Para começar, o autor explora a relação entre as mudanças climáticas e as doenças infecciosas – incluindo a COVID-19, que, além de ceifar tantas vidas, afetou terrivelmente as classes pobres e trabalhadoras pelo Mundo – no capítulo 10, afirmando: “Quanto mais contato esses morcegos têm com outros animais, assim como com as pessoas, mais oportunidades os vírus que eles carregam têm de se espalhar,” (p. 206). Os morcegos são capazes de hospedar tantos vírus mortais porque seus sistemas imunológicos são adaptados para tolerar infecções, permitindo-lhes hospedar esses vírus sem adoecer. Além disso, vivem em média até quarenta anos e são altamente móveis, o que o autor destaca como importante, pois à medida que o clima da Terra continua a esquentar, eles podem se deslocar facilmente e ainda com mais frequência, à medida que são forçados a fazê-lo. As mudanças climáticas estão impactando suas fontes de alimento e o ambiente, o que causa mais estresse fisiológico e os coloca em contato mais frequente com humanos (bem como com o gado e outros animais), o que significa mais oportunidades para diversos vírus se espalharem. Citando a epidemiologista Raina Plowright: “…quanto mais rápido o clima muda, maior o risco,” (p. 206), o que deve ser visto como uma ameaça, potencializada pelos interesses capitalistas de lucro, ao bem-estar coletivo e às condições de vida da classe trabalhadora pelo Mundo.

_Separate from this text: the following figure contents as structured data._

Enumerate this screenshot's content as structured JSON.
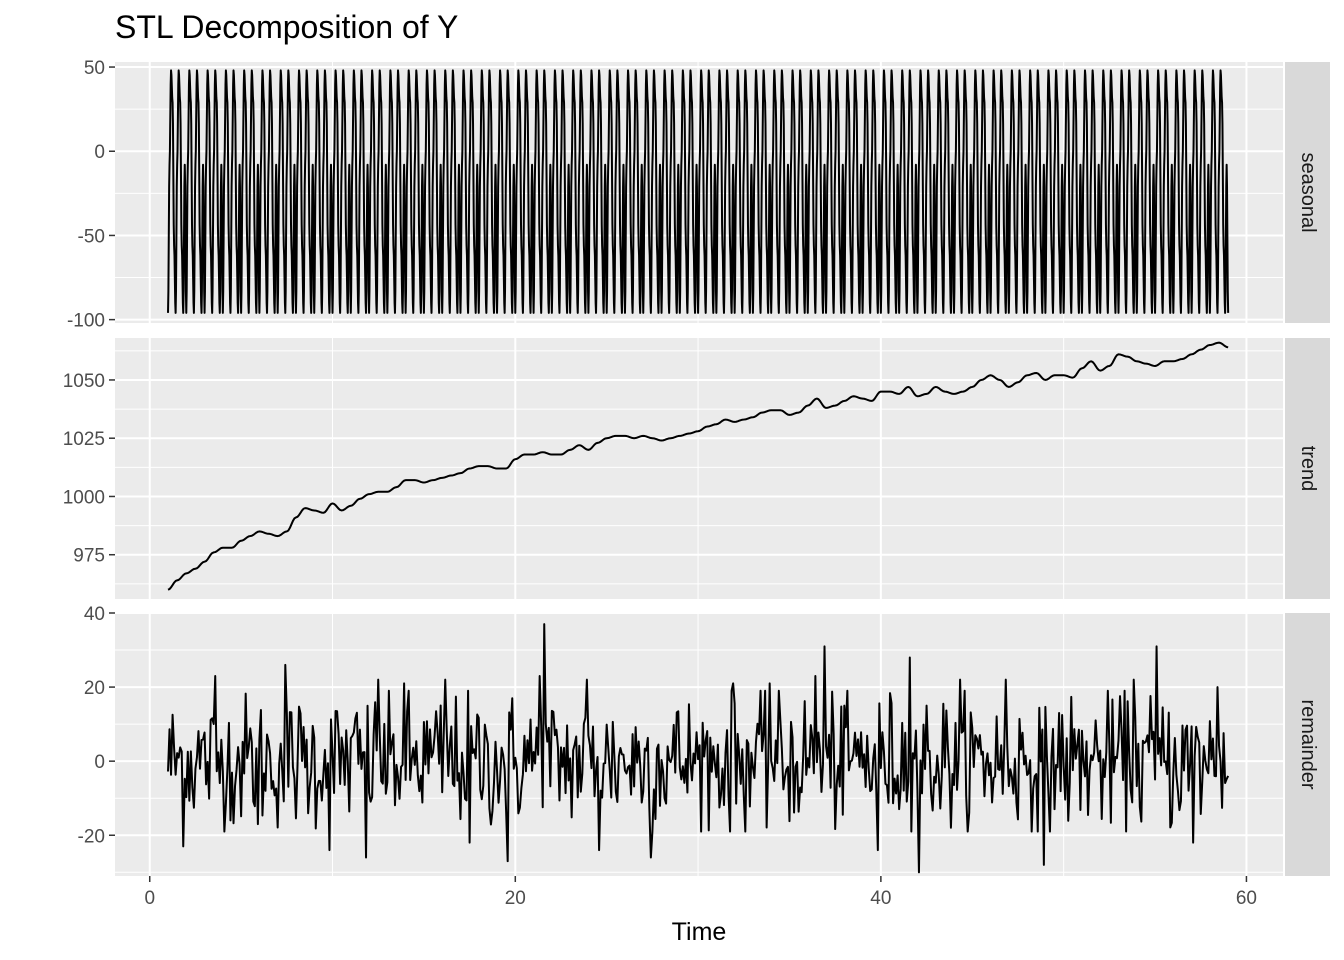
{
  "chart_data": {
    "type": "line",
    "title": "STL Decomposition of Y",
    "xlabel": "Time",
    "xlim": [
      -1.9,
      62.0
    ],
    "x_ticks": [
      0,
      20,
      40,
      60
    ],
    "x_range": [
      1,
      59
    ],
    "frequency": 12,
    "panels": [
      {
        "name": "seasonal",
        "ylim": [
          -102,
          53
        ],
        "y_ticks": [
          -100,
          -50,
          0,
          50
        ],
        "y_tick_labels": [
          "-100",
          "-50",
          "0",
          "50"
        ],
        "seasonal_period_values": [
          -96,
          -8,
          48,
          29,
          -56,
          -96,
          -8,
          48,
          29,
          -56,
          -96,
          -8
        ],
        "description_of_shape": "repeating cycle, about 3 cycles per time unit"
      },
      {
        "name": "trend",
        "ylim": [
          956,
          1068
        ],
        "y_ticks": [
          975,
          1000,
          1025,
          1050
        ],
        "y_tick_labels": [
          "975",
          "1000",
          "1025",
          "1050"
        ],
        "points": [
          [
            1,
            960
          ],
          [
            1.5,
            964
          ],
          [
            2,
            967
          ],
          [
            2.5,
            969
          ],
          [
            3,
            972
          ],
          [
            3.5,
            976
          ],
          [
            4,
            978
          ],
          [
            4.5,
            978
          ],
          [
            5,
            981
          ],
          [
            5.5,
            983
          ],
          [
            6,
            985
          ],
          [
            6.5,
            984
          ],
          [
            7,
            983
          ],
          [
            7.5,
            985
          ],
          [
            8,
            991
          ],
          [
            8.5,
            995
          ],
          [
            9,
            994
          ],
          [
            9.5,
            993
          ],
          [
            10,
            997
          ],
          [
            10.5,
            994
          ],
          [
            11,
            996
          ],
          [
            11.5,
            999
          ],
          [
            12,
            1001
          ],
          [
            12.5,
            1002
          ],
          [
            13,
            1002
          ],
          [
            13.5,
            1004
          ],
          [
            14,
            1007
          ],
          [
            14.5,
            1007
          ],
          [
            15,
            1006
          ],
          [
            15.5,
            1007
          ],
          [
            16,
            1008
          ],
          [
            16.5,
            1009
          ],
          [
            17,
            1010
          ],
          [
            17.5,
            1012
          ],
          [
            18,
            1013
          ],
          [
            18.5,
            1013
          ],
          [
            19,
            1012
          ],
          [
            19.5,
            1012
          ],
          [
            20,
            1016
          ],
          [
            20.5,
            1018
          ],
          [
            21,
            1018
          ],
          [
            21.5,
            1019
          ],
          [
            22,
            1018
          ],
          [
            22.5,
            1018
          ],
          [
            23,
            1020
          ],
          [
            23.5,
            1022
          ],
          [
            24,
            1020
          ],
          [
            24.5,
            1023
          ],
          [
            25,
            1025
          ],
          [
            25.5,
            1026
          ],
          [
            26,
            1026
          ],
          [
            26.5,
            1025
          ],
          [
            27,
            1026
          ],
          [
            27.5,
            1025
          ],
          [
            28,
            1024
          ],
          [
            28.5,
            1025
          ],
          [
            29,
            1026
          ],
          [
            29.5,
            1027
          ],
          [
            30,
            1028
          ],
          [
            30.5,
            1030
          ],
          [
            31,
            1031
          ],
          [
            31.5,
            1033
          ],
          [
            32,
            1032
          ],
          [
            32.5,
            1033
          ],
          [
            33,
            1034
          ],
          [
            33.5,
            1036
          ],
          [
            34,
            1037
          ],
          [
            34.5,
            1037
          ],
          [
            35,
            1035
          ],
          [
            35.5,
            1036
          ],
          [
            36,
            1039
          ],
          [
            36.5,
            1042
          ],
          [
            37,
            1038
          ],
          [
            37.5,
            1039
          ],
          [
            38,
            1041
          ],
          [
            38.5,
            1043
          ],
          [
            39,
            1042
          ],
          [
            39.5,
            1041
          ],
          [
            40,
            1045
          ],
          [
            40.5,
            1045
          ],
          [
            41,
            1044
          ],
          [
            41.5,
            1047
          ],
          [
            42,
            1043
          ],
          [
            42.5,
            1044
          ],
          [
            43,
            1047
          ],
          [
            43.5,
            1045
          ],
          [
            44,
            1044
          ],
          [
            44.5,
            1045
          ],
          [
            45,
            1047
          ],
          [
            45.5,
            1050
          ],
          [
            46,
            1052
          ],
          [
            46.5,
            1050
          ],
          [
            47,
            1047
          ],
          [
            47.5,
            1049
          ],
          [
            48,
            1052
          ],
          [
            48.5,
            1053
          ],
          [
            49,
            1050
          ],
          [
            49.5,
            1052
          ],
          [
            50,
            1052
          ],
          [
            50.5,
            1051
          ],
          [
            51,
            1055
          ],
          [
            51.5,
            1058
          ],
          [
            52,
            1054
          ],
          [
            52.5,
            1056
          ],
          [
            53,
            1061
          ],
          [
            53.5,
            1060
          ],
          [
            54,
            1058
          ],
          [
            54.5,
            1057
          ],
          [
            55,
            1056
          ],
          [
            55.5,
            1058
          ],
          [
            56,
            1058
          ],
          [
            56.5,
            1059
          ],
          [
            57,
            1061
          ],
          [
            57.5,
            1063
          ],
          [
            58,
            1065
          ],
          [
            58.5,
            1066
          ],
          [
            59,
            1064
          ]
        ]
      },
      {
        "name": "remainder",
        "ylim": [
          -31,
          40
        ],
        "y_ticks": [
          -20,
          0,
          20,
          40
        ],
        "y_tick_labels": [
          "-20",
          "0",
          "20",
          "40"
        ],
        "noise_sd": 9,
        "spikes": [
          [
            1.8,
            -23
          ],
          [
            3.6,
            23
          ],
          [
            5.9,
            -17
          ],
          [
            7.4,
            26
          ],
          [
            9.8,
            -24
          ],
          [
            11.8,
            -26
          ],
          [
            12.5,
            22
          ],
          [
            13.9,
            21
          ],
          [
            16.2,
            22
          ],
          [
            17.5,
            -22
          ],
          [
            19.6,
            -27
          ],
          [
            21.3,
            23
          ],
          [
            21.6,
            37
          ],
          [
            23.9,
            22
          ],
          [
            24.6,
            -24
          ],
          [
            27.4,
            -26
          ],
          [
            31.9,
            21
          ],
          [
            33.9,
            21
          ],
          [
            36.4,
            23
          ],
          [
            36.9,
            31
          ],
          [
            39.8,
            -24
          ],
          [
            41.6,
            28
          ],
          [
            42.1,
            -30
          ],
          [
            44.3,
            22
          ],
          [
            46.8,
            22
          ],
          [
            48.9,
            -28
          ],
          [
            53.8,
            22
          ],
          [
            55.1,
            31
          ],
          [
            57.1,
            -22
          ],
          [
            58.4,
            20
          ]
        ]
      }
    ]
  }
}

Em relação a isso, Goodell discute os impactos do calor na saúde e segurança dos trabalhadores em um capítulo intitulado “A Economia do Suor”. Para qualquer marxista que decida ler este livro, o capítulo é reminiscentemente do que Engels chama de ‘Assassinato Social’ em sua obra A Condição da Classe Trabalhadora na Inglaterra, que é a prática sistêmica de “colocar os trabalhadores sob condições nas quais eles não podem manter sua saúde nem viver por muito tempo; que destrói gradualmente a força vital desses trabalhadores, pouco a pouco, e assim os apressa para a cova antes do tempo.” O autor já declarou no prólogo do livro que a maioria das pessoas pobres e da classe trabalhadora simplesmente não tem o luxo de ter abrigos subterrâneos ou de poder se mudar tantas vezes quanto necessário para casas mais frescas. E quando os pobres do Sul Global fogem de seus países como refugiados climáticos, são fatores econômicos que os forçam a fazer isso, como a queda na produtividade alimentar devido às mudanças climáticas, o que remete às palavras de Marx:

Por outro lado, a grande propriedade fundiária reduz a população agrícola a um mínimo constantemente decrescente e a confronta com uma população industrial em constante crescimento, aglomerada nas grandes cidades. Ela cria, assim, condições que causam uma ruptura irreparável na coesão da troca social prescrita pelas leis naturais da vida. Como resultado, a vitalidade do solo é desperdiçada, e essa capacidade produtiva [forçada] é levada pelo comércio para além das fronteiras de um determinado Estado…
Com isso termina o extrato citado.